日本の民話 第263話 家宝の皿



(出典 www.sushi-muramatsu.co.jp)


むかしむかし、大阪に、ある大金持ちがいました。
 この大金持ちの屋敷(やしき)には、先祖代々の宝として一枚の皿が伝えられています。
 この皿は青磁(せいじ)といって、青みがかったみどり色の、とても珍しい物でした。
  家の主はこの皿をなによりの自慢にし、桐(きり)の箱におさめてふくさで包んで、それはそれは大切にしています。

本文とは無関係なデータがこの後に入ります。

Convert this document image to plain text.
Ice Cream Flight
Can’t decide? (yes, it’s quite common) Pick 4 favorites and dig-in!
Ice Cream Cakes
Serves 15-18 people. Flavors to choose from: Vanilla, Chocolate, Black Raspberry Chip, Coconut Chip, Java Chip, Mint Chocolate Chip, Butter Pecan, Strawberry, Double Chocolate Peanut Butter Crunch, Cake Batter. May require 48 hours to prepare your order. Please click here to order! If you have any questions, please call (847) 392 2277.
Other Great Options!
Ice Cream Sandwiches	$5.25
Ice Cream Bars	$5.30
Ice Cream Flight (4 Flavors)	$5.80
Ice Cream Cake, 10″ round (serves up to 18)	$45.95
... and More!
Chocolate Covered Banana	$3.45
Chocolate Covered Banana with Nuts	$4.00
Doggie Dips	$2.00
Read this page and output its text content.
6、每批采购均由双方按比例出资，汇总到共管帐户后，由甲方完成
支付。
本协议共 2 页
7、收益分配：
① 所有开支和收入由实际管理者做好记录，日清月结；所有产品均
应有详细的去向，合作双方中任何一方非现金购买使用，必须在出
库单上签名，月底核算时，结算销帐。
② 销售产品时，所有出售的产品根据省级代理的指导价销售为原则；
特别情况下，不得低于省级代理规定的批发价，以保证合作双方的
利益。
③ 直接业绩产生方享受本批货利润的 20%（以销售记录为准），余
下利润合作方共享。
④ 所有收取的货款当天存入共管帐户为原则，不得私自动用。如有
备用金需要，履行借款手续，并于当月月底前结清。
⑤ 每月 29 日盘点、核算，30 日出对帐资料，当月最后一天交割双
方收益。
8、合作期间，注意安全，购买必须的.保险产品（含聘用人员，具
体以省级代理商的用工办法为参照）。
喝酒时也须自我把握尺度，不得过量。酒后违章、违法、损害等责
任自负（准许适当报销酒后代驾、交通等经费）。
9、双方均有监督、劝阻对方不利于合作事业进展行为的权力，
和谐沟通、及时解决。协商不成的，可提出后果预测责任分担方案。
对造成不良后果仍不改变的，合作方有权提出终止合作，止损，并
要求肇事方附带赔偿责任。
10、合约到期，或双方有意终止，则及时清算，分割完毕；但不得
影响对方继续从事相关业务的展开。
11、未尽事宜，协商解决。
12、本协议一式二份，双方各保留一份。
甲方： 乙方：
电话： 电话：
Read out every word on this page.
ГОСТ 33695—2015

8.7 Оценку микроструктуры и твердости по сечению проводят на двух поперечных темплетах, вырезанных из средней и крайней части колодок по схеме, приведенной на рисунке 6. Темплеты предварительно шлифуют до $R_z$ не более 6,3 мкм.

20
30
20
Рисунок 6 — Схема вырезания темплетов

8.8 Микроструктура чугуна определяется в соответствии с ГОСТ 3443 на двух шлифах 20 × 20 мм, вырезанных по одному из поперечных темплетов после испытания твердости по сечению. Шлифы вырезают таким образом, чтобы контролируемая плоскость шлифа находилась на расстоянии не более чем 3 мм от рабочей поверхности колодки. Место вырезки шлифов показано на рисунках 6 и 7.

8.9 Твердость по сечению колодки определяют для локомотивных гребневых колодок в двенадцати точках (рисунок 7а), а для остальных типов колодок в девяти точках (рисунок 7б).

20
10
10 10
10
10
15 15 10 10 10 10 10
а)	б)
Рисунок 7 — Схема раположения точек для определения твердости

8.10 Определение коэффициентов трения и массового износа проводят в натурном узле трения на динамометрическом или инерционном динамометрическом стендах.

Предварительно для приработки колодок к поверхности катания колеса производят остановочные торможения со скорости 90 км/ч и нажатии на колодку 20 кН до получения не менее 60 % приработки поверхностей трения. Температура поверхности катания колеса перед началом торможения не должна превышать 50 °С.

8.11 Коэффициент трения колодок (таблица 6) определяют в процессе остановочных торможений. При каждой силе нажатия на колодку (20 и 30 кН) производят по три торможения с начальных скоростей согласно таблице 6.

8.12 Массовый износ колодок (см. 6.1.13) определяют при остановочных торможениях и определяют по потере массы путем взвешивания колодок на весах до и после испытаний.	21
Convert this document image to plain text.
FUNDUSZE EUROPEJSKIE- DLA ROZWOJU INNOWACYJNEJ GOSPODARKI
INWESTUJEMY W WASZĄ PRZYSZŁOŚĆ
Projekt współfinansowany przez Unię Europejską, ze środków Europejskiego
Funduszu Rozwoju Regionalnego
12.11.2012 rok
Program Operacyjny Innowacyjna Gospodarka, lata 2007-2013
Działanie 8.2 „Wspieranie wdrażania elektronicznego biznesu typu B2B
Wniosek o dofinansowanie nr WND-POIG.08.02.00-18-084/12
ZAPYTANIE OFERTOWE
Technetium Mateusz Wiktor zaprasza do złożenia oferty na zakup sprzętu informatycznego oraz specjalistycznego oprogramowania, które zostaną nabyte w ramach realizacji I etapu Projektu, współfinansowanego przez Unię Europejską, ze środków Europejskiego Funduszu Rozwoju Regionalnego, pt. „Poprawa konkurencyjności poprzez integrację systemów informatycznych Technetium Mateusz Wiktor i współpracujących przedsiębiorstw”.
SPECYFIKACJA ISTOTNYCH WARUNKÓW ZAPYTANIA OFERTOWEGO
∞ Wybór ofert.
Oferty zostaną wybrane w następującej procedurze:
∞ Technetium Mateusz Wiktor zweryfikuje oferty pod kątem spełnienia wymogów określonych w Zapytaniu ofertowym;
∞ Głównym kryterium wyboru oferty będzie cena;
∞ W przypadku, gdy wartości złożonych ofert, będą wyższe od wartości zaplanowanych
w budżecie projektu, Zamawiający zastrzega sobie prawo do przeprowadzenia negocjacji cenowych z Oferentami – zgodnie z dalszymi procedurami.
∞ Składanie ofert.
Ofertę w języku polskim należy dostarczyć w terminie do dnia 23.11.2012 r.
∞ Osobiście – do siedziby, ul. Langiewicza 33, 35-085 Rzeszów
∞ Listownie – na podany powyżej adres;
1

 ある時の事、この大金持のだんなは友だちを二、三人つれて、大阪でも有名な料理屋へ行きました。
「さあ、食ってくれ。たんと食ってくれ」
 山の様な料理が目の前にならべられましたが、その出された皿の中に、自分が宝としている青磁の皿とそっくりの皿がありました。
 だんなはその皿を手にとって、つくづくとながめていましたが、
(なんと不思議な。わしの物と少しもかわらんではないか)
 一緒にいた友だちもなかなかの目利きで、次々とその皿を手にとっては、
「いやあ、まことに見事なものよ」
「これは天下に二つとない、立派な皿じゃ」
などと、ほめたのです。
「・・・・・・」
 その様子をだまって見ていただんなは、料理屋の主人を呼びました。
「主人、この皿をぜひゆずってもらいたい」
 これを聞いた料理屋の主人は、ビックリです。
「そ、それだけは。この皿は大切なお客さまがいらした時だけ、もちいております家宝の皿ゆえ、なにとぞお許しくださいませ」
 それを聞くと、金持ちのだんなは、
「それならなおのこと、ゆずってもらいたい。三十両(さんじゅうりょう→約二百十万円)で買い受けましょう」
 金持ちのだんなは大判三枚を放り出すと、その皿を手に取って粉々に打ちくだいてしまったのです。
「ああっ・・・」
 店の主人は、くだけた皿を見つめていましたが、やがて座を立っていってしまいました。
 このなりゆきを見ていた友人たちが、
「どうしてまた、そのようなもったいない事を」
と、たずねると、大金持のだんなは、
「わしの持っておる青磁の皿は家の宝。世間にそれと同じ物が二つあっては、家の名がすたるわ」
と、答えたのです。
 その夜の事、いつもの様にだんなは青磁の皿をながめて楽しもうと、桐箱のふたをしずかに開けました。
「あーっ!」
 叫ぶと一緒に、その場にのけぞるように倒れました。
 なんとその中にあった青磁の皿は、粉々に打ちくだかれているではありませんか。
 しかもかけらの下には、大判が三枚、ちゃんと入っていたという事です。